The research team, which included musculoskeletal biologists and cancer researchers, aimed to identify the mechanisms involved in bone tissue regeneration and the cancer-protective actions of exercise.
They show for the first time that, following exercise, human bone cells trigger a series of events in the body linked to the cell cycle, DNA repair and cancer – including the ‘P53’ gene, which is a known tumour suppressor.
They found that exercised bone cells secreted proteins which are implicated in ossification, the natural process of bone formation and remodelling.
The researchers argue that the process of new bone formation and remodelling as a result of exercise could potentially leave little room for cancer cells, such as breast or prostate cancer, to invade the bones and to become established through metastasis.
This same process could also contribute to the maintenance of bone mass and therefore limit the progression of osteoporosis.
Metastasis is the spreading of cancer from its original site to other parts of the body, such as other organs, or bones.
The survival of cancer patients could be significantly improved by stopping the spread of cancer to the bones.
The research pinpoints two potential mechanisms driving this cancer-protective effect, the researchers say.
For the study, the researchers used human bone cells, cultured in a bioreactor to mimic the mechanical load that cells experience when someone is exercising.

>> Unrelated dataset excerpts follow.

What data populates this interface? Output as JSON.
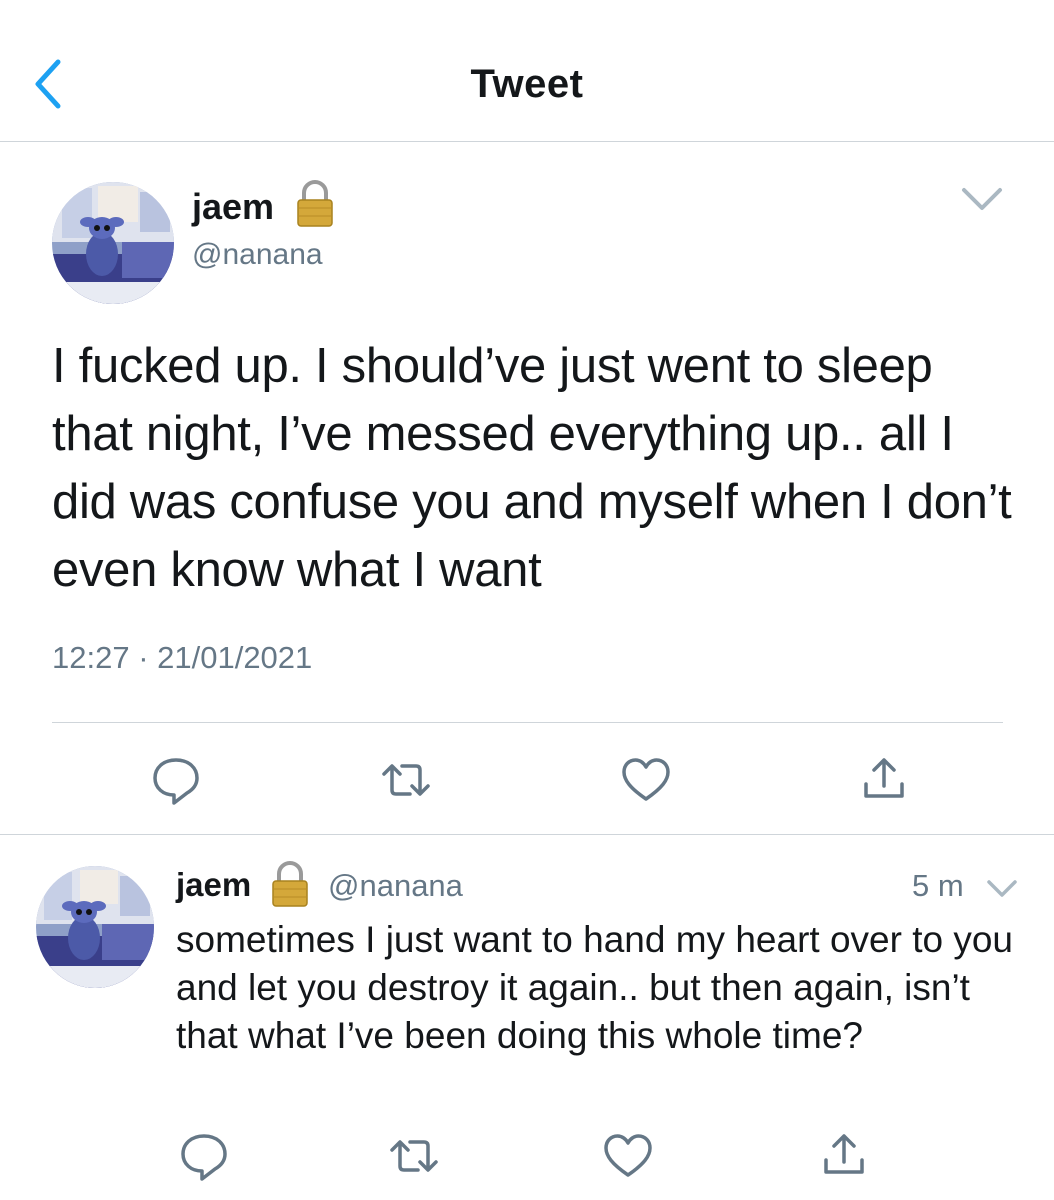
{
  "header": {
    "title": "Tweet"
  },
  "tweet": {
    "name": "jaem",
    "handle": "@nanana",
    "text": "I fucked up. I should’ve just went to sleep that night, I’ve messed everything up.. all I did was confuse you and myself when I don’t even know what I want",
    "timestamp": "12:27 · 21/01/2021",
    "icons": [
      "reply-icon",
      "retweet-icon",
      "like-icon",
      "share-icon"
    ]
  },
  "reply": {
    "name": "jaem",
    "handle": "@nanana",
    "time": "5 m",
    "text": "sometimes I just want to hand my heart over to you and let you destroy it again.. but then again, isn’t that what I’ve been doing this whole time?"
  },
  "colors": {
    "accent": "#1da1f2",
    "secondary_text": "#657786",
    "icon_gray": "#657786",
    "divider": "#cfd5da"
  }
}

While exercise is known for its regenerative and cancer-protective effects, until now the underpinning mechanisms for this in relation to metastatic bone cancer and potentially other bone illnesses had not been established.
Investigating tissue regeneration in this way – by seeing how the bones cells respond to mechanical loading to mimic exercise – is a new area of study and helps to overcome the significant challenges which would be involved in using volunteers.

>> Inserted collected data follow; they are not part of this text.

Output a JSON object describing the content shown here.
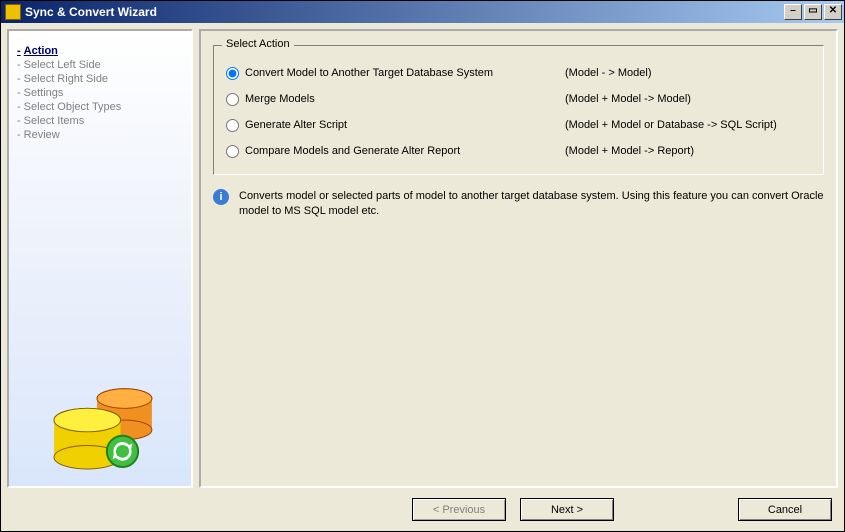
{
  "window": {
    "title": "Sync & Convert Wizard"
  },
  "nav": {
    "items": [
      {
        "label": "Action",
        "active": true
      },
      {
        "label": "Select Left Side",
        "active": false
      },
      {
        "label": "Select Right Side",
        "active": false
      },
      {
        "label": "Settings",
        "active": false
      },
      {
        "label": "Select Object Types",
        "active": false
      },
      {
        "label": "Select Items",
        "active": false
      },
      {
        "label": "Review",
        "active": false
      }
    ]
  },
  "groupbox": {
    "legend": "Select Action",
    "options": [
      {
        "label": "Convert Model to Another Target Database System",
        "desc": "(Model - > Model)",
        "selected": true
      },
      {
        "label": "Merge Models",
        "desc": "(Model + Model -> Model)",
        "selected": false
      },
      {
        "label": "Generate Alter Script",
        "desc": "(Model + Model or Database -> SQL Script)",
        "selected": false
      },
      {
        "label": "Compare Models and Generate Alter Report",
        "desc": "(Model + Model -> Report)",
        "selected": false
      }
    ]
  },
  "info": {
    "text": "Converts model or selected parts of model to another target database system. Using this feature you can convert Oracle model to MS SQL model etc."
  },
  "buttons": {
    "previous": "< Previous",
    "next": "Next >",
    "cancel": "Cancel"
  }
}
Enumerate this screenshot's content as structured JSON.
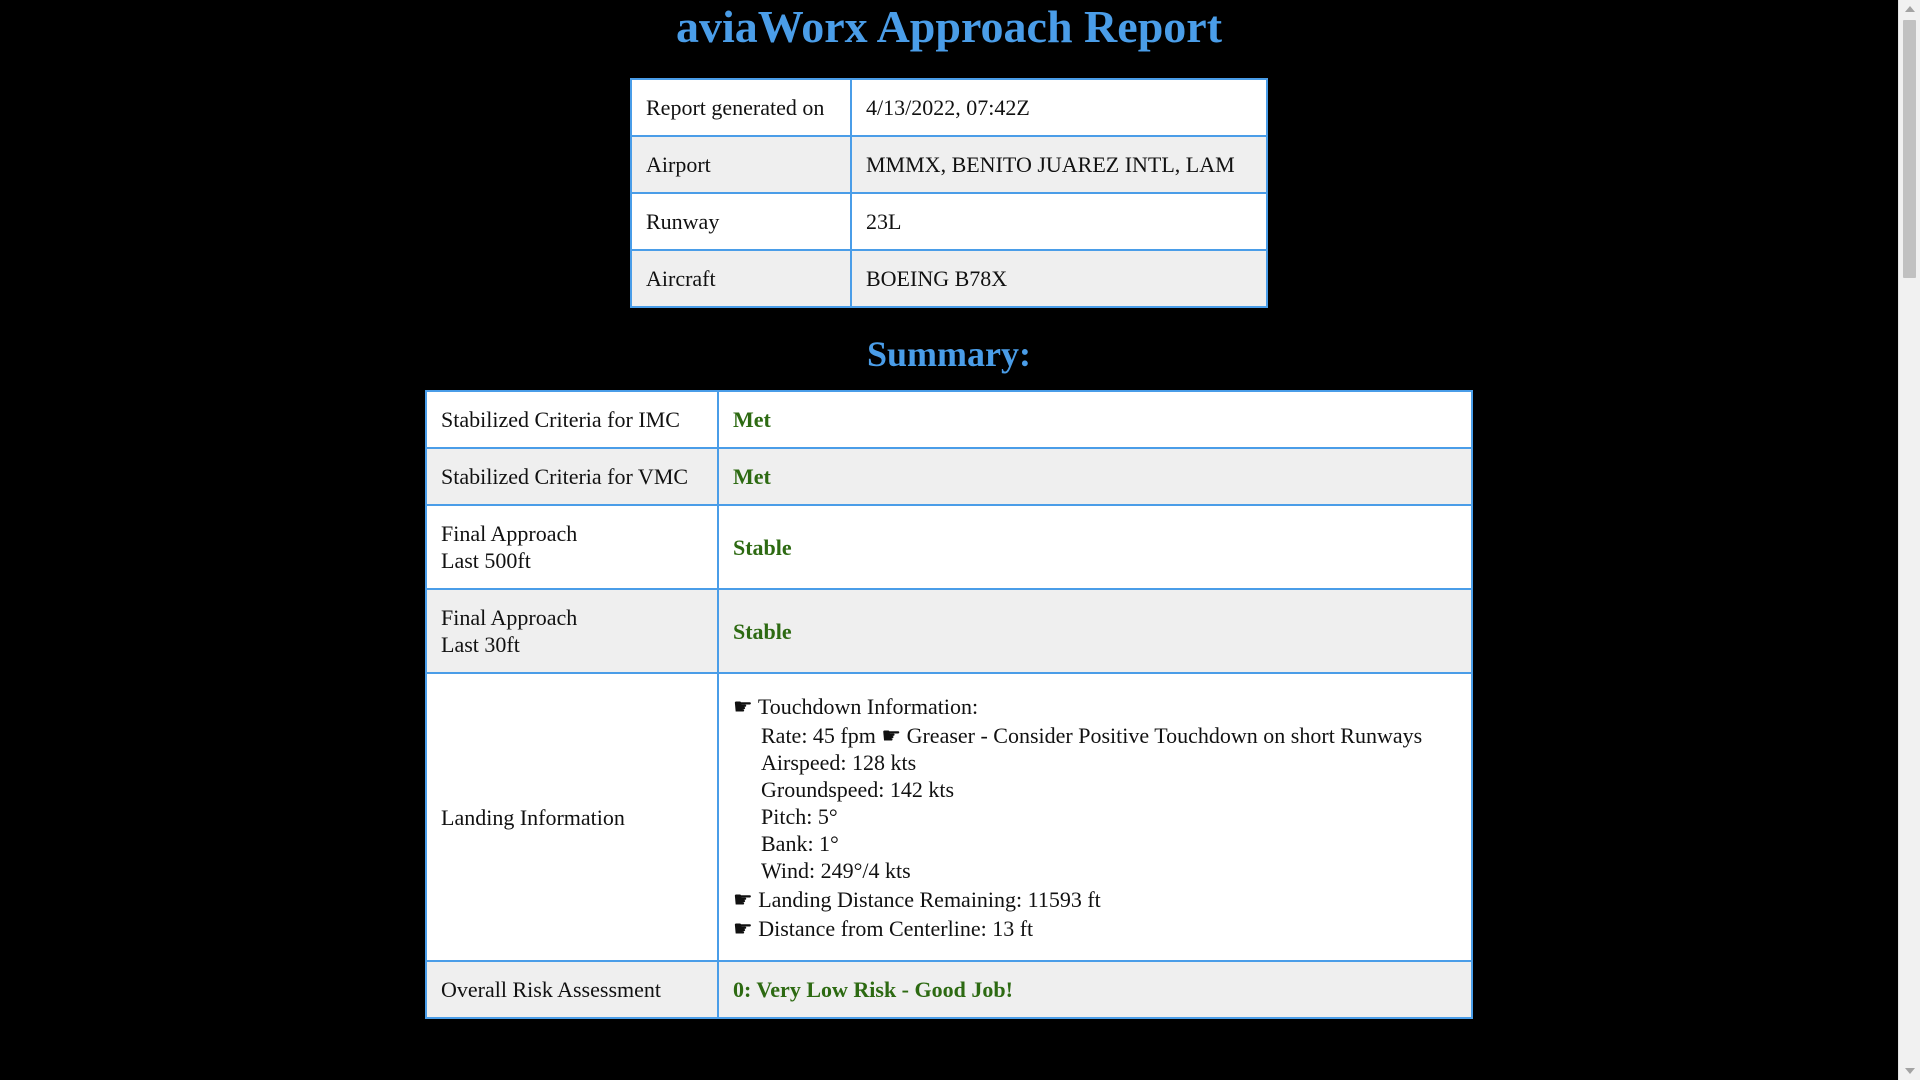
{
  "page": {
    "title": "aviaWorx Approach Report",
    "summary_title": "Summary:"
  },
  "info_rows": [
    {
      "label": "Report generated on",
      "value": "4/13/2022, 07:42Z"
    },
    {
      "label": "Airport",
      "value": "MMMX, BENITO JUAREZ INTL, LAM"
    },
    {
      "label": "Runway",
      "value": "23L"
    },
    {
      "label": "Aircraft",
      "value": "BOEING B78X"
    }
  ],
  "summary": {
    "imc": {
      "label": "Stabilized Criteria for IMC",
      "value": "Met"
    },
    "vmc": {
      "label": "Stabilized Criteria for VMC",
      "value": "Met"
    },
    "final500": {
      "label_line1": "Final Approach",
      "label_line2": "Last 500ft",
      "value": "Stable"
    },
    "final30": {
      "label_line1": "Final Approach",
      "label_line2": "Last 30ft",
      "value": "Stable"
    },
    "landing": {
      "label": "Landing Information",
      "touchdown_header": "☛ Touchdown Information:",
      "rate": "Rate: 45 fpm ☛ Greaser - Consider Positive Touchdown on short Runways",
      "airspeed": "Airspeed: 128 kts",
      "groundspeed": "Groundspeed: 142 kts",
      "pitch": "Pitch: 5°",
      "bank": "Bank: 1°",
      "wind": "Wind: 249°/4 kts",
      "distance_remaining": "☛ Landing Distance Remaining: 11593 ft",
      "centerline": "☛ Distance from Centerline: 13 ft"
    },
    "risk": {
      "label": "Overall Risk Assessment",
      "value": "0: Very Low Risk - Good Job!"
    }
  },
  "colors": {
    "heading": "#4a9de8",
    "border": "#4a9de8",
    "good": "#2d6a12",
    "background": "#000000"
  },
  "scrollbar": {
    "position_fraction": 0.0
  }
}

“The signalling pathways and biological processes we observed in this process in response to exercise were significant,” said lead researcher Dr Lívia Santos, an expert in musculoskeletal biology in Nottingham Trent University’s School of Science and Technology.
She said “Our findings are important from a clinical perspective because they will help to inform regenerative rehabilitation protocols for patients with bone conditions or metastatic cancer. From a motivational standpoint, we hope that a better understanding of the therapeutic benefits of exercise might motivate more patients to engage in such physical activities.

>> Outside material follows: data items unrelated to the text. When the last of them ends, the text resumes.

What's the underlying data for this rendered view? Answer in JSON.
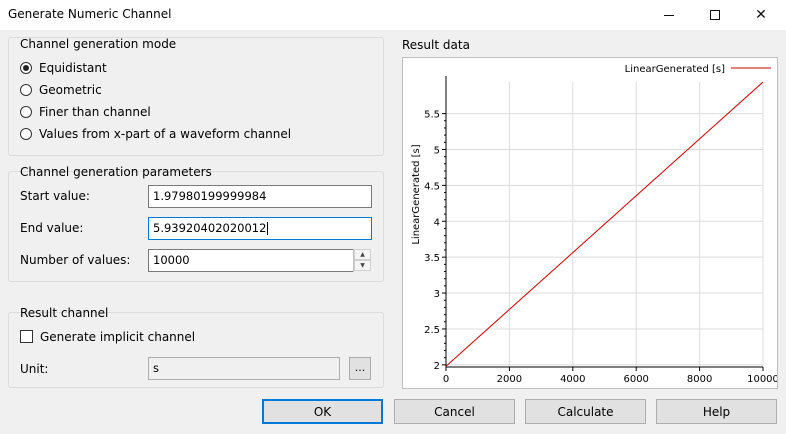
{
  "window": {
    "title": "Generate Numeric Channel",
    "minimize_icon": "minimize-icon",
    "maximize_icon": "maximize-icon",
    "close_icon": "close-icon",
    "close_glyph": "✕"
  },
  "mode_group": {
    "title": "Channel generation mode",
    "options": [
      {
        "label": "Equidistant",
        "selected": true
      },
      {
        "label": "Geometric",
        "selected": false
      },
      {
        "label": "Finer than channel",
        "selected": false
      },
      {
        "label": "Values from x-part of a waveform channel",
        "selected": false
      }
    ]
  },
  "params_group": {
    "title": "Channel generation parameters",
    "start_label": "Start value:",
    "start_value": "1.97980199999984",
    "end_label": "End value:",
    "end_value": "5.93920402020012",
    "count_label": "Number of values:",
    "count_value": "10000"
  },
  "result_group": {
    "title": "Result channel",
    "implicit_label": "Generate implicit channel",
    "implicit_checked": false,
    "unit_label": "Unit:",
    "unit_value": "s",
    "browse_label": "..."
  },
  "buttons": {
    "ok": "OK",
    "cancel": "Cancel",
    "calculate": "Calculate",
    "help": "Help"
  },
  "result_data_title": "Result data",
  "colors": {
    "series": "#cc0000",
    "focus": "#0078d7"
  },
  "chart_data": {
    "type": "line",
    "ylabel": "LinearGenerated [s]",
    "legend_placement": "top-right",
    "grid": true,
    "xlim": [
      0,
      10000
    ],
    "ylim": [
      1.97,
      5.94
    ],
    "x_ticks": [
      0,
      2000,
      4000,
      6000,
      8000,
      10000
    ],
    "x_tick_labels": [
      "0",
      "2000",
      "4000",
      "6000",
      "8000",
      "10000"
    ],
    "y_ticks": [
      2,
      2.5,
      3,
      3.5,
      4,
      4.5,
      5,
      5.5
    ],
    "y_tick_labels": [
      "2",
      "2.5",
      "3",
      "3.5",
      "4",
      "4.5",
      "5",
      "5.5"
    ],
    "series": [
      {
        "name": "LinearGenerated [s]",
        "x": [
          0,
          10000
        ],
        "y": [
          1.9798,
          5.9392
        ]
      }
    ]
  }
}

“This is a new area of study, our work was a cell-based model replicating the mechanical load experienced by someone exercising. Further work with other bone cells would be required to explore whether it is impact-type exercise, or other forms of exercise, which might best active these processes.”
Senior researcher Dr David Boocock, an expert in proteomics and cancer in Nottingham Trent University’s John Van Geest Cancer Research Centre, added: “A better understanding of the incredibly complex changes that occur in the body after even only a single bout of exercise and the implications on disease is an important area of research, and we have the tools available today to do this.”